Prinz Harry wird Weihnachten mit seiner Frau Meghan und der Queen verbringen.(Foto: imago/Starface)

Sonntag, 04. November 2018


Für Herzogin Meghan scheint Queen Elizabeth II. ein besonderes Plätzchen im Herzen zu haben. Weihnachten darf die Mutter der US-amerikanischen Angetrauten von Prinz Harry zusammen mit der Königsfamilie verbringen – das ist ein absolutes Novum.

Herzogin Meghan verzaubert das britische Königshaus. Denn Queen Elizabeth II. soll eine ganz besondere Einladung ausgesprochen haben: Die britische Monarchin habe Doria Ragland, die Mutter der Herzogin von Sussex, für Weihnachten auf ihren Landsitz nach Sandringham eingeladen, wie britische Medien berichten. Diese Ehre wurde bisher noch nicht einmal den Eltern von Herzogin Kate zuteil.

Carole und Michael Middleton, die Eltern von Herzogin Kate, sowie andere Mitglieder ihrer Familie, seien bisher lediglich zum traditionellen Besuch des Weihnachtsgottesdienstes mit den Royals eingeladen gewesen. Eine nicht näher genannte royale Quelle soll dem „Sunday Express“ verraten haben, dass es sich bei der Einladung für Doria Ragland um eine „fürsorgliche Geste“ der Queen handele. „Es ist ein Zeichen des Respekts der Königin für Meghan“, heißt es weiter.
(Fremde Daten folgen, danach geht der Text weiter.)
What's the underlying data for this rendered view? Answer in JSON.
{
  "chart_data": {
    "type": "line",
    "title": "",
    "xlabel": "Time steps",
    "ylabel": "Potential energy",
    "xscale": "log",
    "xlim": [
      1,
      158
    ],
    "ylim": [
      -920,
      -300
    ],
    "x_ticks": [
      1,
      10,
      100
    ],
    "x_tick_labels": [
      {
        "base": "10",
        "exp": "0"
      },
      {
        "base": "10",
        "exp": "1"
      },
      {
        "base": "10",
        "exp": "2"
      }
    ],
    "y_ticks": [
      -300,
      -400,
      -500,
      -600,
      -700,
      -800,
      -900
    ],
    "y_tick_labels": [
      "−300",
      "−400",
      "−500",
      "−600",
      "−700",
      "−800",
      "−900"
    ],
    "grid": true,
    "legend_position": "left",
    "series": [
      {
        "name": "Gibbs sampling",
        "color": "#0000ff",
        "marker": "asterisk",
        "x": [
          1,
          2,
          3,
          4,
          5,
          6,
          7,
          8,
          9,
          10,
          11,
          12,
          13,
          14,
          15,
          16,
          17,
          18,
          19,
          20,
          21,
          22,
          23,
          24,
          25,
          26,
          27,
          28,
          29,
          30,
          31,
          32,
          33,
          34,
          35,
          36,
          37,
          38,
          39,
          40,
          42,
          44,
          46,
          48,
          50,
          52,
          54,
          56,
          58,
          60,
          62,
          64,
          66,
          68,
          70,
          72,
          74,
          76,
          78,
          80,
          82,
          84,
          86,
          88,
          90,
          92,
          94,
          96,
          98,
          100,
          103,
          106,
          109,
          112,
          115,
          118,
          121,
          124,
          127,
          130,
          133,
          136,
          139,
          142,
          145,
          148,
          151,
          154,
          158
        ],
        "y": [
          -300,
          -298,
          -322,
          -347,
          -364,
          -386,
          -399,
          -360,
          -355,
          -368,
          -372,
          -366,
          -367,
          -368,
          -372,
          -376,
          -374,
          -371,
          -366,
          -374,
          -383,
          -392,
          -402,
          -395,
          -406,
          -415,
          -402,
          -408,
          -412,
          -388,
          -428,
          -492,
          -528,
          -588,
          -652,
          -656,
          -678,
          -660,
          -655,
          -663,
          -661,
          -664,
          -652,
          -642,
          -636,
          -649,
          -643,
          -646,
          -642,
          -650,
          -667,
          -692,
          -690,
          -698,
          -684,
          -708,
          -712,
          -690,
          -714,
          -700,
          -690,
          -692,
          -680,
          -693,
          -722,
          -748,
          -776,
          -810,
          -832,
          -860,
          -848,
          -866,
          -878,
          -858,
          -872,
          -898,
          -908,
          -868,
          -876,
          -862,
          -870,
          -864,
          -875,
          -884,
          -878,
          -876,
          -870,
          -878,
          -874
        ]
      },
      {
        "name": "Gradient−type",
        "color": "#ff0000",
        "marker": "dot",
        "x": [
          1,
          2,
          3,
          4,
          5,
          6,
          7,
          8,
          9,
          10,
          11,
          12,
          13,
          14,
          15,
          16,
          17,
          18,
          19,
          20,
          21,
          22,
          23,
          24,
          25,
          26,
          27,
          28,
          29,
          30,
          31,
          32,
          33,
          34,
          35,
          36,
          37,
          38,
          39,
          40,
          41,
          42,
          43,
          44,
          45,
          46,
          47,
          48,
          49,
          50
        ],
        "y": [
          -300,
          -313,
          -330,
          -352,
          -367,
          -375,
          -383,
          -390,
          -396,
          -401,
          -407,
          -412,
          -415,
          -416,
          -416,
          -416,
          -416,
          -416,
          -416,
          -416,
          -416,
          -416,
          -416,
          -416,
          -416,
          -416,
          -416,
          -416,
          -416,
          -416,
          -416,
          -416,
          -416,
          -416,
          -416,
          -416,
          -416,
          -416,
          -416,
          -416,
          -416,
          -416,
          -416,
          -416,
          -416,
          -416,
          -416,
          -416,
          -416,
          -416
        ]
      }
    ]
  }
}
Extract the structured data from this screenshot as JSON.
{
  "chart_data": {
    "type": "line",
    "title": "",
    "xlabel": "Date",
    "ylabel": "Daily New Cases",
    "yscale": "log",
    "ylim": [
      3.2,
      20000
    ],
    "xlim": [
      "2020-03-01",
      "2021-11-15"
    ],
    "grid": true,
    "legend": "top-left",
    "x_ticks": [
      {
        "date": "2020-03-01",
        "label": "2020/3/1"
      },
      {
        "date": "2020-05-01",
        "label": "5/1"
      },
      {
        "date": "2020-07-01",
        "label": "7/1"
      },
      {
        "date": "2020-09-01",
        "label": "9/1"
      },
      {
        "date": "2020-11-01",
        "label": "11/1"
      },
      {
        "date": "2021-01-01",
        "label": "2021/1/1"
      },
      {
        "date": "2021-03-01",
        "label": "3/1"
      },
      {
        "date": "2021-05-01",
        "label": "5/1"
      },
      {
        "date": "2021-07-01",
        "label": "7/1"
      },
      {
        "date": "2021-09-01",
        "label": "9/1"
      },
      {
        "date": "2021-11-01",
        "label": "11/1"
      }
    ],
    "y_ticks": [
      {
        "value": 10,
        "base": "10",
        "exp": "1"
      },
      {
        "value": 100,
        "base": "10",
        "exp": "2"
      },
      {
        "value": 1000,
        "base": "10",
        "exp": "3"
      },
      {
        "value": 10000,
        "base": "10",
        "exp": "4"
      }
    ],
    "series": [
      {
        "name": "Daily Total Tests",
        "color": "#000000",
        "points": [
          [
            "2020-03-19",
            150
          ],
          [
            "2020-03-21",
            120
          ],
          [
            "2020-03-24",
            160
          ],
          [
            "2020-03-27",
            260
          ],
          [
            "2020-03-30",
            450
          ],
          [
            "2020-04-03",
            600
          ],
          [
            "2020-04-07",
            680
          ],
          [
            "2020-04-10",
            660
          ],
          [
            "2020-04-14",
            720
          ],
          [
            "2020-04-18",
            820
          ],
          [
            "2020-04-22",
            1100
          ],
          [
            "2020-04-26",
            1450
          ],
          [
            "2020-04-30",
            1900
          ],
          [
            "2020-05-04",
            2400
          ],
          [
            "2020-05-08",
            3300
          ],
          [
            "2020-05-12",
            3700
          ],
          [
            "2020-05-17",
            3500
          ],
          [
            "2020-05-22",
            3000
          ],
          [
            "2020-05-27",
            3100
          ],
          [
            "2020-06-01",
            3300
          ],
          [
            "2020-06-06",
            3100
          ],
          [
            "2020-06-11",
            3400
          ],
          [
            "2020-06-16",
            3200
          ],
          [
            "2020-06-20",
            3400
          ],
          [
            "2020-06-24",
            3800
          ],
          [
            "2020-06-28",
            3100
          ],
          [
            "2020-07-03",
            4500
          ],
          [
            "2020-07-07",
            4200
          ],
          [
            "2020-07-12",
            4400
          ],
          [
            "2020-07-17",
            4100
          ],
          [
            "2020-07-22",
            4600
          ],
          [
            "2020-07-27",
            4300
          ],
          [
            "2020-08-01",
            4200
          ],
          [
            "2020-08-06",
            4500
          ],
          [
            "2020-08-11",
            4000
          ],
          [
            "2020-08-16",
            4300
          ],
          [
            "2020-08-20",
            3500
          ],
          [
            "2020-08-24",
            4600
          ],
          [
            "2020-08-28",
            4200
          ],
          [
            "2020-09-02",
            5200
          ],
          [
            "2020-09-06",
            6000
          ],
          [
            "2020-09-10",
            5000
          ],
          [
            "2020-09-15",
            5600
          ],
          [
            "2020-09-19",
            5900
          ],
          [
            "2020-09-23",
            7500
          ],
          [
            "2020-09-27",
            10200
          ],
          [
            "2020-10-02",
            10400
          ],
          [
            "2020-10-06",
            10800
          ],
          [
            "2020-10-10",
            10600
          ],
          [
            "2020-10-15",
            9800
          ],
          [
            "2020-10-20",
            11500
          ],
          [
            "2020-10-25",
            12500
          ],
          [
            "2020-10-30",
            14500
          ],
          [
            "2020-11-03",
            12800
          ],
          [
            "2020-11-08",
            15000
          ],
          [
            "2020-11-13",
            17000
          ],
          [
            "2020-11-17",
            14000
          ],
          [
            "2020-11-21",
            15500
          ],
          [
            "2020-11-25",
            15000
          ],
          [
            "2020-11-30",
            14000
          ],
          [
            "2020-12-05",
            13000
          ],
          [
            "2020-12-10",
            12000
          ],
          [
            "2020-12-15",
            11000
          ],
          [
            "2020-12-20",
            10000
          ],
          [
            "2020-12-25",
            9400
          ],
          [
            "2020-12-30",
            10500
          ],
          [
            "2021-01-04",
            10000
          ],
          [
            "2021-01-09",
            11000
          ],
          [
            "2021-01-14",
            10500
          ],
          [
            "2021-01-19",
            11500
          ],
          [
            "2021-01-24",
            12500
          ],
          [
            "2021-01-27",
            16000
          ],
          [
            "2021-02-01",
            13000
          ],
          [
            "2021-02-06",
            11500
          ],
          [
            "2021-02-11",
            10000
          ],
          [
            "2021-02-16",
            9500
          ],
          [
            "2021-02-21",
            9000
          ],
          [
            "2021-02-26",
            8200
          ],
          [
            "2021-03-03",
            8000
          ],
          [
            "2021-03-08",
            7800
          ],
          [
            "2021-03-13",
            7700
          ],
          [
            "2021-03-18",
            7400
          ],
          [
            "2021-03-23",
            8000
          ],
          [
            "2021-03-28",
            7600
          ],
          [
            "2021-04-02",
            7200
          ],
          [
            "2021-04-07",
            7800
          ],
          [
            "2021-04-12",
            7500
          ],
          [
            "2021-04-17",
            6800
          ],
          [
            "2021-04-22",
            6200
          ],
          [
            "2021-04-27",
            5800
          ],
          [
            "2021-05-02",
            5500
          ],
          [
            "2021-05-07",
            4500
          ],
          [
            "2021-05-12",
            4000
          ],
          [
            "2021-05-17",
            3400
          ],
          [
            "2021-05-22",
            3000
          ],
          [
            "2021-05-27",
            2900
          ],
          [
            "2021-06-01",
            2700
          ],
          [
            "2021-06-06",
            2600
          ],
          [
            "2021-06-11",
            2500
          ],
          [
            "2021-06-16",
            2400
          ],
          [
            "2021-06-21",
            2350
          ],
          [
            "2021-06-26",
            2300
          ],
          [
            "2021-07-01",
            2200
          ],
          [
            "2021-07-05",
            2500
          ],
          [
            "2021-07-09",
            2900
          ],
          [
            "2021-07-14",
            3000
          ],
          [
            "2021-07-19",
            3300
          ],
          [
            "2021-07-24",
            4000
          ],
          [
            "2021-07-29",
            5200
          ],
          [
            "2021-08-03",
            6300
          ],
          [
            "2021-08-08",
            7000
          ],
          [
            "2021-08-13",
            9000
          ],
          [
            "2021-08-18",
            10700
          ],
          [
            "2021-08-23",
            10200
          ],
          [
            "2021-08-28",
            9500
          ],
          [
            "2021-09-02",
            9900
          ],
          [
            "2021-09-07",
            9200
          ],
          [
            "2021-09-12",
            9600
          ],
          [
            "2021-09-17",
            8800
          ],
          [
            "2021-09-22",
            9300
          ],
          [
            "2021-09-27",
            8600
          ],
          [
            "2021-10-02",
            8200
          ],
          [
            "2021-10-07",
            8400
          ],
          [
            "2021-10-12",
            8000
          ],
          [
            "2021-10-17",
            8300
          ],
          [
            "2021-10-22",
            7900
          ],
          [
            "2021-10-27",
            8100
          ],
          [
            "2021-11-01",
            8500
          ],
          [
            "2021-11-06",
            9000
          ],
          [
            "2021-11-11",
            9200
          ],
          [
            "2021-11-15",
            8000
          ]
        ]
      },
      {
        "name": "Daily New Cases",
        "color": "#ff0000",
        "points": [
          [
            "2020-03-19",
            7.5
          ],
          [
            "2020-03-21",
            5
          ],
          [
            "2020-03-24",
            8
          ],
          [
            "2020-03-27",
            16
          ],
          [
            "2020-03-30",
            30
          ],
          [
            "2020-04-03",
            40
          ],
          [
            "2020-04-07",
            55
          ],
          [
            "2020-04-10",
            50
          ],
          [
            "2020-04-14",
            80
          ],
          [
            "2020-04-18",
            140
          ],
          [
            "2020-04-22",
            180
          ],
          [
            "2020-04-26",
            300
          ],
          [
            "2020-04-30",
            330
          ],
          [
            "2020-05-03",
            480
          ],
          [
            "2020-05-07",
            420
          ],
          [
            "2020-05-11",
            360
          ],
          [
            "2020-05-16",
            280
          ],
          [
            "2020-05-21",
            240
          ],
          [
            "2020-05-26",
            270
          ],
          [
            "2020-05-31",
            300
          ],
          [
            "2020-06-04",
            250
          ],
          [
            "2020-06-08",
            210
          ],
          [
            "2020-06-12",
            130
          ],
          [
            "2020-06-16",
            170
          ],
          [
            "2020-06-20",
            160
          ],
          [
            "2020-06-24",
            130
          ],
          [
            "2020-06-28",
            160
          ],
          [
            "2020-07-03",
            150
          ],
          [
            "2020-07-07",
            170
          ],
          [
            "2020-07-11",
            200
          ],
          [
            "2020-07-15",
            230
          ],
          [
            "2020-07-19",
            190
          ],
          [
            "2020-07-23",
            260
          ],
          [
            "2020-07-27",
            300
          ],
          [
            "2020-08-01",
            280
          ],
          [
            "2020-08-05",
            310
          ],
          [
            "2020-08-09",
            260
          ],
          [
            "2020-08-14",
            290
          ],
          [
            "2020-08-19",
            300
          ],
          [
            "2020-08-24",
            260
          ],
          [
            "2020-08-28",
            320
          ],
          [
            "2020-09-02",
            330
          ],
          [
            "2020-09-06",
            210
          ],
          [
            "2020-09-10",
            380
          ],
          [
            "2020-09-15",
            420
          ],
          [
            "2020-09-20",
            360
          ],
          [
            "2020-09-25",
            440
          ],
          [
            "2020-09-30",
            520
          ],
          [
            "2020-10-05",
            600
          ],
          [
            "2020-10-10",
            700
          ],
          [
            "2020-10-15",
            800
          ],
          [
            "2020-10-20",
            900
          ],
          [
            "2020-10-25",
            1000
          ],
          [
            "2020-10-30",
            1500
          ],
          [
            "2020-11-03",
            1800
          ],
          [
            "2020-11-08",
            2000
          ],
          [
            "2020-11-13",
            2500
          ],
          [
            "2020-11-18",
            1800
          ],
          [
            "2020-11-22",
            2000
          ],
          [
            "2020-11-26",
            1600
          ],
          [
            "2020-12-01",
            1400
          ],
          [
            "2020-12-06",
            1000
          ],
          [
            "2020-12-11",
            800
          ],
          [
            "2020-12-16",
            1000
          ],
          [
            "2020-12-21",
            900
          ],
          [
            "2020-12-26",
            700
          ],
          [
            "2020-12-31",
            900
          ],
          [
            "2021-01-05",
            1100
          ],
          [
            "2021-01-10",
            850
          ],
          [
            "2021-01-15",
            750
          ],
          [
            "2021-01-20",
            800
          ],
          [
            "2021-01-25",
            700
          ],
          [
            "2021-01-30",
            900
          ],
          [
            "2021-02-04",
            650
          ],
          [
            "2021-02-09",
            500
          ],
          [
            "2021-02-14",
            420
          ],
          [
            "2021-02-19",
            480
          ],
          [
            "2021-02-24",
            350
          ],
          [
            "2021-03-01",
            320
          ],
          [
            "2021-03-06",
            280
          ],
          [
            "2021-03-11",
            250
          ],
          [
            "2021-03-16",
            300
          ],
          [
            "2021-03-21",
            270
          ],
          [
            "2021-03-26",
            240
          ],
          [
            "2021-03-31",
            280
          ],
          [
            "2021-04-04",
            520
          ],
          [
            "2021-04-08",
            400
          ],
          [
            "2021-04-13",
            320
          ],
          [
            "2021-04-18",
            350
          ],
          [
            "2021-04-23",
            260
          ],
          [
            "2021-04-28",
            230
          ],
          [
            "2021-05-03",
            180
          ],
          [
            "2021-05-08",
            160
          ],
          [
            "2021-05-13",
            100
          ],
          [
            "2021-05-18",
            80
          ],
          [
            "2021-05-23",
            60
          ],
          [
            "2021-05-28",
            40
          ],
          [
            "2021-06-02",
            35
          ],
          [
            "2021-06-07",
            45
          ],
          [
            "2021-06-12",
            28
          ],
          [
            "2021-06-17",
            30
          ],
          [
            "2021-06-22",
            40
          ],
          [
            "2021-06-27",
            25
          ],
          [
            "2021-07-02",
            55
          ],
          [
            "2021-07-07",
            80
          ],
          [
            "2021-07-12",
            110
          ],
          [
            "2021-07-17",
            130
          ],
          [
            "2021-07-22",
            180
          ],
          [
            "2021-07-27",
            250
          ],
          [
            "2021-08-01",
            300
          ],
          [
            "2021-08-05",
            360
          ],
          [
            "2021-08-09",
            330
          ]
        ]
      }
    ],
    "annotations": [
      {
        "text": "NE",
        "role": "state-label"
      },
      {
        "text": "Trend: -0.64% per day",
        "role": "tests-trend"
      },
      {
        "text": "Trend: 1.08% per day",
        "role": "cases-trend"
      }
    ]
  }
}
Außerdem sei es eine Anerkennung dafür, dass die gebürtige US-Amerikanerin in Großbritannien keinen familiären Rückhalt habe. Im Gegensatz zu Herzogin Kate, die auf die Unterstützung ihrer Familie vor Ort zählen könne. Ragland soll die Queen demnach mit „ihrer ruhigen Gelassenheit“ bei der royalen Traumhochzeit im Mai beeindruckt haben.

Die Einladung zu Weihnachten heizt zudem die Spekulationen weiter an, dass Ragland einen längeren Aufenthalt in Großbritannien plane. Es wird gemunkelt, dass sie ihrer Tochter im Vorfeld und nach der Geburt des Babys helfen wolle. Meghan und ihr Ehemann Prinz Harry erwarten im Frühjahr 2019 ihr erstes Kind.